As reported by the Cincinnati Business Courier, Kroger pinpointed nearly 150 stores where customers specifically asked for a stronger wine selection and is rolling out dedicated wine shops with tasting bars in 147 of those locations. According to the Courier, each counter will be staffed with trained wine stewards who can pour samples, walk customers through tastings and help match bottles to dinner plans.
What the Shops Will Look Like
The setups pair expanded, curated wine displays with compact tasting bars where beverage stewards host samplings and field pairing questions. Kroger has experimented with tastings and on-premise programs before and puts many of its stewards through recognized industry coursework, according to Market Watch, which notes the company’s beverage-steward program and certification efforts.
A Bigger Play for Store Experience
The new wine counters are part of a broader push to upgrade Kroger stores and expand its large-format Marketplace locations in a bid to lift both sales and margins. Industry coverage and company filings indicate that Kroger is prioritizing store investment and has signaled multibillion-dollar capital plans for this year, according to Grocery Dive and Kroger’s own investor materials.
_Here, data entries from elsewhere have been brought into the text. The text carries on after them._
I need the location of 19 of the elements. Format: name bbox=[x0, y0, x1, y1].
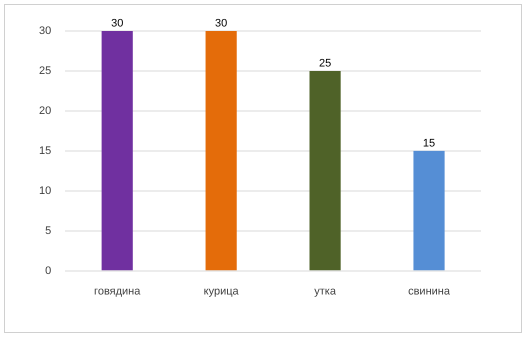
y-tick-label: 30 bbox=[38, 25, 52, 38]
bar bbox=[102, 31, 133, 270]
x-tick-label: свинина bbox=[408, 285, 451, 298]
y-tick-label: 10 bbox=[38, 184, 52, 197]
data-label: 30 bbox=[215, 18, 228, 30]
y-tick-label: 0 bbox=[45, 264, 52, 277]
data-label: 25 bbox=[318, 58, 332, 70]
y-tick-label: 5 bbox=[45, 224, 52, 237]
y-tick-label: 15 bbox=[38, 144, 52, 157]
bar bbox=[206, 31, 237, 270]
x-tick-label: курица bbox=[204, 285, 240, 298]
data-label: 30 bbox=[111, 18, 124, 30]
data-label: 15 bbox=[422, 137, 436, 150]
y-tick-label: 25 bbox=[38, 65, 52, 77]
y-tick-label: 20 bbox=[38, 104, 52, 117]
bar bbox=[413, 150, 445, 270]
x-tick-label: утка bbox=[314, 285, 337, 298]
bar bbox=[309, 70, 341, 270]
x-tick-label: говядина bbox=[94, 285, 142, 298]
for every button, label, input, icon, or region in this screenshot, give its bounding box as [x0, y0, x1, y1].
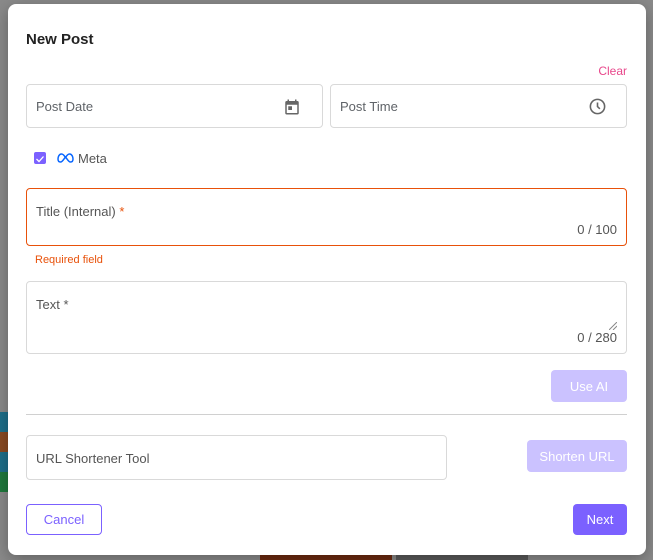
clock-icon[interactable]: [588, 97, 607, 116]
text-label: Text *: [36, 297, 69, 312]
use-ai-button[interactable]: Use AI: [551, 370, 627, 402]
background-item: [0, 472, 10, 492]
required-field-error: Required field: [35, 254, 103, 266]
clear-link[interactable]: Clear: [598, 64, 627, 78]
text-input[interactable]: Text * 0 / 280: [26, 281, 627, 354]
title-counter: 0 / 100: [577, 222, 617, 237]
url-shortener-placeholder: URL Shortener Tool: [36, 451, 150, 466]
shorten-url-button[interactable]: Shorten URL: [527, 440, 627, 472]
post-time-input[interactable]: Post Time: [330, 84, 627, 128]
url-shortener-input[interactable]: URL Shortener Tool: [26, 435, 447, 480]
title-internal-input[interactable]: Title (Internal) * 0 / 100: [26, 188, 627, 246]
next-button[interactable]: Next: [573, 504, 627, 535]
post-date-input[interactable]: Post Date: [26, 84, 323, 128]
cancel-button[interactable]: Cancel: [26, 504, 102, 535]
calendar-icon[interactable]: [283, 98, 301, 116]
modal-title: New Post: [26, 31, 94, 48]
background-item: [0, 432, 10, 452]
background-item: [0, 452, 10, 472]
checkmark-icon: [36, 156, 44, 163]
meta-label: Meta: [78, 151, 107, 166]
title-label: Title (Internal): [36, 204, 116, 219]
required-mark: *: [119, 204, 125, 219]
post-date-placeholder: Post Date: [36, 99, 94, 114]
meta-checkbox[interactable]: [34, 152, 46, 164]
new-post-modal: New Post Clear Post Date Post Time Meta …: [8, 4, 646, 555]
background-item: [0, 412, 10, 432]
divider: [26, 414, 627, 415]
text-counter: 0 / 280: [577, 330, 617, 345]
resize-handle-icon[interactable]: [609, 322, 617, 330]
post-time-placeholder: Post Time: [340, 99, 398, 114]
meta-icon: [57, 153, 74, 163]
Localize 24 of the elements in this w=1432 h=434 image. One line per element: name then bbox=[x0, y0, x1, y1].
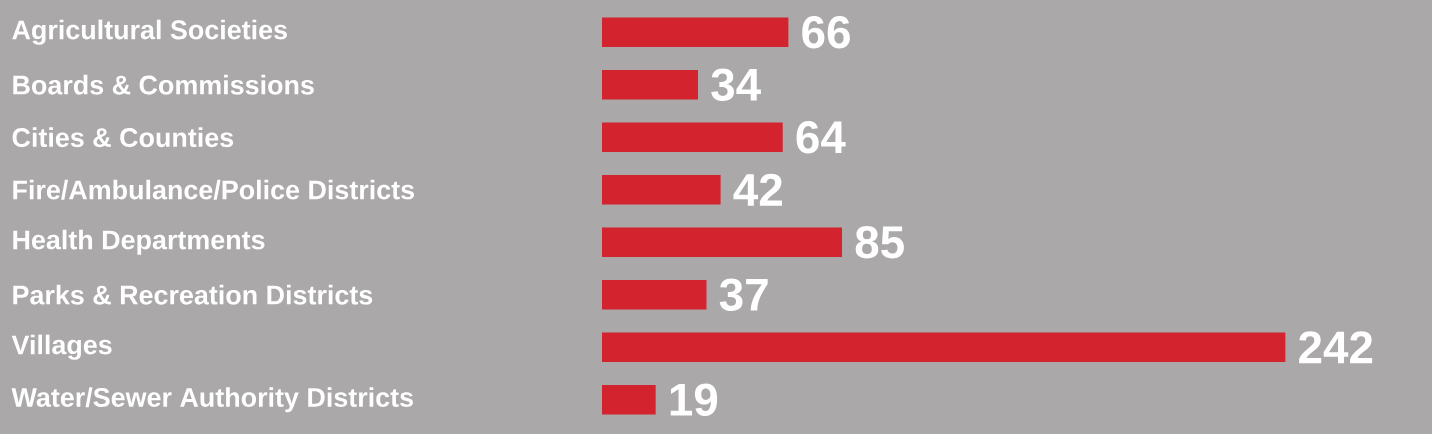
bar bbox=[602, 17, 789, 47]
data-label: 42 bbox=[733, 173, 782, 206]
y-tick-label: Boards & Commissions bbox=[13, 74, 314, 95]
data-label: 19 bbox=[670, 383, 718, 416]
y-tick-label: Health Departments bbox=[13, 229, 265, 255]
y-tick-label: Cities & Counties bbox=[12, 127, 234, 148]
data-label: 66 bbox=[802, 16, 850, 49]
bar bbox=[602, 332, 1286, 362]
data-label: 242 bbox=[1299, 331, 1373, 364]
data-label: 64 bbox=[796, 121, 846, 154]
bar bbox=[602, 70, 699, 100]
data-label: 34 bbox=[711, 68, 761, 102]
bar bbox=[602, 122, 783, 152]
y-tick-label: Agricultural Societies bbox=[12, 19, 287, 45]
y-tick-label: Fire/Ambulance/Police Districts bbox=[13, 179, 415, 200]
y-tick-label: Parks & Recreation Districts bbox=[13, 284, 373, 305]
bar bbox=[602, 385, 656, 415]
bar bbox=[602, 280, 707, 310]
y-tick-label: Villages bbox=[11, 334, 112, 360]
data-label: 37 bbox=[719, 278, 768, 312]
bar bbox=[602, 175, 721, 205]
bar bbox=[602, 227, 843, 257]
y-tick-label: Water/Sewer Authority Districts bbox=[11, 387, 413, 413]
data-label: 85 bbox=[855, 226, 904, 259]
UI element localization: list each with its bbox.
Why Brands Are Paying Attention
For premium and indie wine labels, where a bottle lands on a shelf can make or break sales, and more suppliers are pushing deeper into grocery. Recent moves, such as organic wine maker Avaline expanding nationally into Kroger divisions, show why producers are chasing Kroger placements and in-store discovery moments, according to BevNET.
Rules, Formats and What Shoppers Should Know
Not every Kroger location will be pouring wine by the glass. On-premise tastings and in-store drinking are tightly governed by state and local rules, so what customers see will vary by market. In many states, Kroger also runs standalone liquor locations and lists nearly 400 liquor-store sites on its store pages, which is where the deeper spirits assortment lives in markets that require separate outlets. Shoppers can check Kroger’s store listings for specifics.
The chain’s tasting strategy blends that patchwork of liquor laws with more experience-focused wine shelving and trained staff meant to make choosing a bottle less intimidating. Kroger told the Cincinnati Business Courier it picked locations based on customer feedback and demand, and that the rollout is meant to deliver a more curated wine experience where shoppers were asking for it.